Less than 10 minutes after leaving the vehicles, the Rangers were a block from the objective. The four-man sniper/observer team and the isolation squad split off. The rest of the assault force paused at the corner, out of sight of the house. The entire assault force was itching to move. Every second they waited increased the chance of compromise. But the platoon leader wanted to wait until the sniper/observer team was in position on a roof adjacent to the objective. The team’s role was to ensure that the Rangers had “as many eyes and muzzles over all the apertures of the house as possible,” said a Ranger on the mission.

The four Rangers on the team were moving as fast as they could, shimmying from one flat rooftop to another across a 30-foot-long graphite ladder. After examining pictures of the neighborhood, the team leader had picked a site his men could reach without being seen. But they had to cross seven rooftops to get to it.
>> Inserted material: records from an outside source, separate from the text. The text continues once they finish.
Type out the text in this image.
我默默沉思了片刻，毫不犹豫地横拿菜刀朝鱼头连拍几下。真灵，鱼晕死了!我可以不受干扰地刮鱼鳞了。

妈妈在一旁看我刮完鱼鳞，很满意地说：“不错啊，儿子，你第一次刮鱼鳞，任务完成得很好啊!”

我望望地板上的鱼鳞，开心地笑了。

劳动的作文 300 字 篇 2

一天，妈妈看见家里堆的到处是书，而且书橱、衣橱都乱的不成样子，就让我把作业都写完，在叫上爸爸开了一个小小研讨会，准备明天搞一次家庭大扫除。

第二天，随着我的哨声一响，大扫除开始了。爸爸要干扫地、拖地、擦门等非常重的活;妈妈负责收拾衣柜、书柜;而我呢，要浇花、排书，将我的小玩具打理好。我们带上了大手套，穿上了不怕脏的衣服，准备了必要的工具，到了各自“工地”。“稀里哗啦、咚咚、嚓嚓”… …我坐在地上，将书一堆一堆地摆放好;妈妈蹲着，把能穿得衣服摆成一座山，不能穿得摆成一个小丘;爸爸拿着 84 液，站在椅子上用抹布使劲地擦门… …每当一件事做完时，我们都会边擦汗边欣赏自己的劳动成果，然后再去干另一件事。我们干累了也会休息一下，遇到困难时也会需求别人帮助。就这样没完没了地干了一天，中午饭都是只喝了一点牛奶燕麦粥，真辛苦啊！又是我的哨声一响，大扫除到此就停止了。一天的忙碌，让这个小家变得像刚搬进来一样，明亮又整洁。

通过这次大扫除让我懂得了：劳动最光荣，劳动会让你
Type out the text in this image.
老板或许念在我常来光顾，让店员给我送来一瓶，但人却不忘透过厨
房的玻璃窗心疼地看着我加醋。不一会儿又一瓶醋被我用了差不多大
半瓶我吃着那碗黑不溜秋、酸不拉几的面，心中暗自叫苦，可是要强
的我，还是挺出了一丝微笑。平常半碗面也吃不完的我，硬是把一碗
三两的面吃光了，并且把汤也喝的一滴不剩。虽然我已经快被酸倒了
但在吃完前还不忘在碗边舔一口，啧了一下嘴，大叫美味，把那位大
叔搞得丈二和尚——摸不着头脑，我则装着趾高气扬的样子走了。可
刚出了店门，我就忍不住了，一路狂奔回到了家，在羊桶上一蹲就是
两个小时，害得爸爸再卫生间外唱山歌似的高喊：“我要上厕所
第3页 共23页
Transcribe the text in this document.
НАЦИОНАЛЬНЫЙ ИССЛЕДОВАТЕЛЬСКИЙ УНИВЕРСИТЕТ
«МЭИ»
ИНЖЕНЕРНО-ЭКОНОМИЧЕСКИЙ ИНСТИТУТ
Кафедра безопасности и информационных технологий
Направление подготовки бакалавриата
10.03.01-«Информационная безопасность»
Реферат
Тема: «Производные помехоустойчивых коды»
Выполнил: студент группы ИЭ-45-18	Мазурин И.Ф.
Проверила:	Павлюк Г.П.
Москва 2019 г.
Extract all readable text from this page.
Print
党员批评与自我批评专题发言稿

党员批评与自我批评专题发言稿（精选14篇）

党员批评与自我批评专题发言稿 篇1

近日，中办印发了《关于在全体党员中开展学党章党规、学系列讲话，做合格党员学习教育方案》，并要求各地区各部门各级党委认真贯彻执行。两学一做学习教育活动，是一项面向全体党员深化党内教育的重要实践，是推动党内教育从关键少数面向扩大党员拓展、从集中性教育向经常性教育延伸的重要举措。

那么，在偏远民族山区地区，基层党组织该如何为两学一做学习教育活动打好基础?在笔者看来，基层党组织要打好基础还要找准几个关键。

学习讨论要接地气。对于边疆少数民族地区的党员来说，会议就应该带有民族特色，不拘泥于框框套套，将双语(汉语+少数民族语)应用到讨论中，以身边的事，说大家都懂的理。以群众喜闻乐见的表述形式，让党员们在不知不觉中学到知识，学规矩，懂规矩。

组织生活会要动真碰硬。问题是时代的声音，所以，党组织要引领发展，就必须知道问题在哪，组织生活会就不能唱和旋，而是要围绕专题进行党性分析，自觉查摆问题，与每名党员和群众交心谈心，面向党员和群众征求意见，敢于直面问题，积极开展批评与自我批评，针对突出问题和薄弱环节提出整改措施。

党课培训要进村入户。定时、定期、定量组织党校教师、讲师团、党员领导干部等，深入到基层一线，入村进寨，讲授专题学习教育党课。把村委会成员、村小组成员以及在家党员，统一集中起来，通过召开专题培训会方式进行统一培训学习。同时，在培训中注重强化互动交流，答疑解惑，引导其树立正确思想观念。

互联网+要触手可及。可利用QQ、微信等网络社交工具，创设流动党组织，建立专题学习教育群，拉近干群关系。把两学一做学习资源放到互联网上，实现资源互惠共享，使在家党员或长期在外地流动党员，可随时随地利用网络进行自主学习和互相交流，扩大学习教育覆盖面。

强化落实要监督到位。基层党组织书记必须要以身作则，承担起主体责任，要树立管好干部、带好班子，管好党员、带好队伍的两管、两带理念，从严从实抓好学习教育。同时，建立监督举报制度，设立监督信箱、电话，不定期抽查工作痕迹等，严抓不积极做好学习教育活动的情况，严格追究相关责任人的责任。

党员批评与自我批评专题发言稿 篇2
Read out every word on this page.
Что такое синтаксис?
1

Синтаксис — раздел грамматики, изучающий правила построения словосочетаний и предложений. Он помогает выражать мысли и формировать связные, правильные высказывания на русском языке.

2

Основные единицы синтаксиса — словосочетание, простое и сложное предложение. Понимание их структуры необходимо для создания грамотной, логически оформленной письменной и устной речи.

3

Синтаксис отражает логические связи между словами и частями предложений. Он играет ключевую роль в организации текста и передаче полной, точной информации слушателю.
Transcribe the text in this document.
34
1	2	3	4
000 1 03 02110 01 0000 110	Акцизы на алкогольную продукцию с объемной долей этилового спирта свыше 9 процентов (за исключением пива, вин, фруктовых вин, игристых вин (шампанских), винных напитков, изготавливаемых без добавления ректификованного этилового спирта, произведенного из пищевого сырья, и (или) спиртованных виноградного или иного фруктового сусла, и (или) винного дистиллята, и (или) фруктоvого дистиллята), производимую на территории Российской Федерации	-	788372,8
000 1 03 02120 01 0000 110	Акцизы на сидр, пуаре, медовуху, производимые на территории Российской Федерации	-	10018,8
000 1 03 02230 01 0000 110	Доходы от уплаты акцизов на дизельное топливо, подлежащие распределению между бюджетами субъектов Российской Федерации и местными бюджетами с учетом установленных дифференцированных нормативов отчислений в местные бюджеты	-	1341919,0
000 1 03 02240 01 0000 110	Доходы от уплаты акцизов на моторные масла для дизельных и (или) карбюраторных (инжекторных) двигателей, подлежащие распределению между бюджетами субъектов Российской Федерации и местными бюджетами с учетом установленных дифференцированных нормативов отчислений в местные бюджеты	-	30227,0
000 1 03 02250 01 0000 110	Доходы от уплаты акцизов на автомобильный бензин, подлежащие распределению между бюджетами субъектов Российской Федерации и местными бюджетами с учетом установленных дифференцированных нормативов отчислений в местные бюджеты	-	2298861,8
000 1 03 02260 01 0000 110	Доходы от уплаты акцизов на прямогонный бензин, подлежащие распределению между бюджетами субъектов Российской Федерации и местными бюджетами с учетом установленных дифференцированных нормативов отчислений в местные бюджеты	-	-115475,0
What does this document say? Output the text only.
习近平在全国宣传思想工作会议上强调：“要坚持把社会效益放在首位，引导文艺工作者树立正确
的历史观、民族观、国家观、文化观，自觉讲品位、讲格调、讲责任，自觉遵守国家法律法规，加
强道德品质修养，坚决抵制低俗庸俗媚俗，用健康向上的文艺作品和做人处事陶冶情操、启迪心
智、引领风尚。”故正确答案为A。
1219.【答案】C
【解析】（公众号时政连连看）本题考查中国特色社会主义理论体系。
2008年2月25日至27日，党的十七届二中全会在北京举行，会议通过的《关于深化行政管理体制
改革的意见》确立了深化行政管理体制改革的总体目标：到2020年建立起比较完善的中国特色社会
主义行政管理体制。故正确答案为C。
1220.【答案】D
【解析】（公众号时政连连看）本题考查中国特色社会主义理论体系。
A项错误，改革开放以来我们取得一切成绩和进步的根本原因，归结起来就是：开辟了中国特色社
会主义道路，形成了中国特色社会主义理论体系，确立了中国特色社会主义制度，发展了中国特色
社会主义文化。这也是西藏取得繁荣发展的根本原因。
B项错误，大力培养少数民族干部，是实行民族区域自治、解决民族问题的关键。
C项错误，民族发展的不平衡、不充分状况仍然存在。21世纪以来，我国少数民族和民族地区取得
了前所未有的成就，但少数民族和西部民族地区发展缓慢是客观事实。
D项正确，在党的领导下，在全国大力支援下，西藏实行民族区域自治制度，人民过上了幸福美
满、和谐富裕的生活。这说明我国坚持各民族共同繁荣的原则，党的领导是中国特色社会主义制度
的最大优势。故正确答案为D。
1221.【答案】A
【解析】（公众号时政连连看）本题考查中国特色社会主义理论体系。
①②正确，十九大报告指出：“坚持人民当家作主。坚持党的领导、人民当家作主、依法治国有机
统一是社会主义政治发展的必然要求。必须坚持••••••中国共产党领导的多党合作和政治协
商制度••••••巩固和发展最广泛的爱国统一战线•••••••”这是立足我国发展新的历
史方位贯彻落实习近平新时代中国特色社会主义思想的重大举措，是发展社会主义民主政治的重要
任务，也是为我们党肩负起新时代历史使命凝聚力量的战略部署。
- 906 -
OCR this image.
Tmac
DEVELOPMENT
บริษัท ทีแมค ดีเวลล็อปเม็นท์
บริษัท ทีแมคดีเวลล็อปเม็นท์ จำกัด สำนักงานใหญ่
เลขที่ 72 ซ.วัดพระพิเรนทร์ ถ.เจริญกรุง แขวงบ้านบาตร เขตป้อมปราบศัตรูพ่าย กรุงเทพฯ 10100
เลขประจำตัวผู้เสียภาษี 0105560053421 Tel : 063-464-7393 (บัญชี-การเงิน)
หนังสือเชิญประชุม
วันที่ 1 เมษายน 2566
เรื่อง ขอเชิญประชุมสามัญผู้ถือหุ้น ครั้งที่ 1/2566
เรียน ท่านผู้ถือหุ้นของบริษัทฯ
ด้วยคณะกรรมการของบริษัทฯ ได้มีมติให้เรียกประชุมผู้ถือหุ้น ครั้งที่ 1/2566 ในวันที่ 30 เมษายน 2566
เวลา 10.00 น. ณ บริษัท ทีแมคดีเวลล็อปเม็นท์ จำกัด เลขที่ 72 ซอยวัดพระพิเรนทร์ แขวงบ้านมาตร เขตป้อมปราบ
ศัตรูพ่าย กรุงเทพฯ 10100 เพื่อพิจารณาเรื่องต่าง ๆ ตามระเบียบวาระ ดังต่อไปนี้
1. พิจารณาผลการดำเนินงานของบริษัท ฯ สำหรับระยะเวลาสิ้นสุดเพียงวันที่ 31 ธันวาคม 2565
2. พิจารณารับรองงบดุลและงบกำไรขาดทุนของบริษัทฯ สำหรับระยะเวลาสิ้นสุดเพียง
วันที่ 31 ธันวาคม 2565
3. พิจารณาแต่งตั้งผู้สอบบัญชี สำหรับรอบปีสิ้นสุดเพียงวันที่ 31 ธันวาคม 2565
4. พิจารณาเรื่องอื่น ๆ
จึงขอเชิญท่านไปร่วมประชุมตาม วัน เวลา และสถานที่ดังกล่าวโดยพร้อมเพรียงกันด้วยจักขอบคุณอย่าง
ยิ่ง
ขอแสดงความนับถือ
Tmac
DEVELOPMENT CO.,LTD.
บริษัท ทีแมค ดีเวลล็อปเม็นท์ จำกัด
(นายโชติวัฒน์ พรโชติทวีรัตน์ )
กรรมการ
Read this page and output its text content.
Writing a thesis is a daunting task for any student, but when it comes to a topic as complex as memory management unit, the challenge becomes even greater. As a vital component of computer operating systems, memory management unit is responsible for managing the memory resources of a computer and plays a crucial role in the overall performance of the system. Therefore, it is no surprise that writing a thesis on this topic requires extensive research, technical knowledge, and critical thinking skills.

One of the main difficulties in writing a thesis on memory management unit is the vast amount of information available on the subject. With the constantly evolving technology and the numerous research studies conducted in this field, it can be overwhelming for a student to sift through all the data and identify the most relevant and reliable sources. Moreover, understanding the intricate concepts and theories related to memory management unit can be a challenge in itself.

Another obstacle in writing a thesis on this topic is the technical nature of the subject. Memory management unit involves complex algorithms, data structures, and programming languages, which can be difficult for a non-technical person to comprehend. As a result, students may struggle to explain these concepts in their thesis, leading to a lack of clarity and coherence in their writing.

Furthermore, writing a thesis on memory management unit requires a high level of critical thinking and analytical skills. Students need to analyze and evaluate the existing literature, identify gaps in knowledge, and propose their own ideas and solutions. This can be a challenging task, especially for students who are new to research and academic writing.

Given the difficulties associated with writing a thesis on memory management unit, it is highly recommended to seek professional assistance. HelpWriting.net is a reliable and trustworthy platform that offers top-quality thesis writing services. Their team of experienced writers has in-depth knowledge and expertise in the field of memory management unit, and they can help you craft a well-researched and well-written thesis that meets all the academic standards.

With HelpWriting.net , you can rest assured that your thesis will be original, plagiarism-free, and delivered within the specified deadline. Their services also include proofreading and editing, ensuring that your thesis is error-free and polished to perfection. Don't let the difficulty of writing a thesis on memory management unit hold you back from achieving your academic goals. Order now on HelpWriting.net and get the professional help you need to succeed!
The assault force knelt and waited. The tension mounted. The Rangers were kitty-corner from the home of the most powerful insurgent leader in northern Iraq, out of direct line-of-sight of the objective but bathed in streetlights. Finally, the team leader called to say that his team was in position. The trip across the rooftops had taken all of nine minutes, a pace that was “unbelievable, when you think about what’s involved, moving four guys across one ladder,” said the Ranger. “But…it feels like it’s an eternity when you’re sitting on a fairly well-lit street corner at 11 p.m. in one of the most hostile cities in Iraq.”

Abu Khalaf’s compound was defended by a high wall and heavy steel gate. His thick front door provided further protection. The Rangers would need to breach each simultaneously. The assault squad leader scampered up a ladder, dropped down into the compound, and moved quickly to place an explosive charge on the door. The others readied the charge on the gate or climbed ladders to cover him as he set the door charge.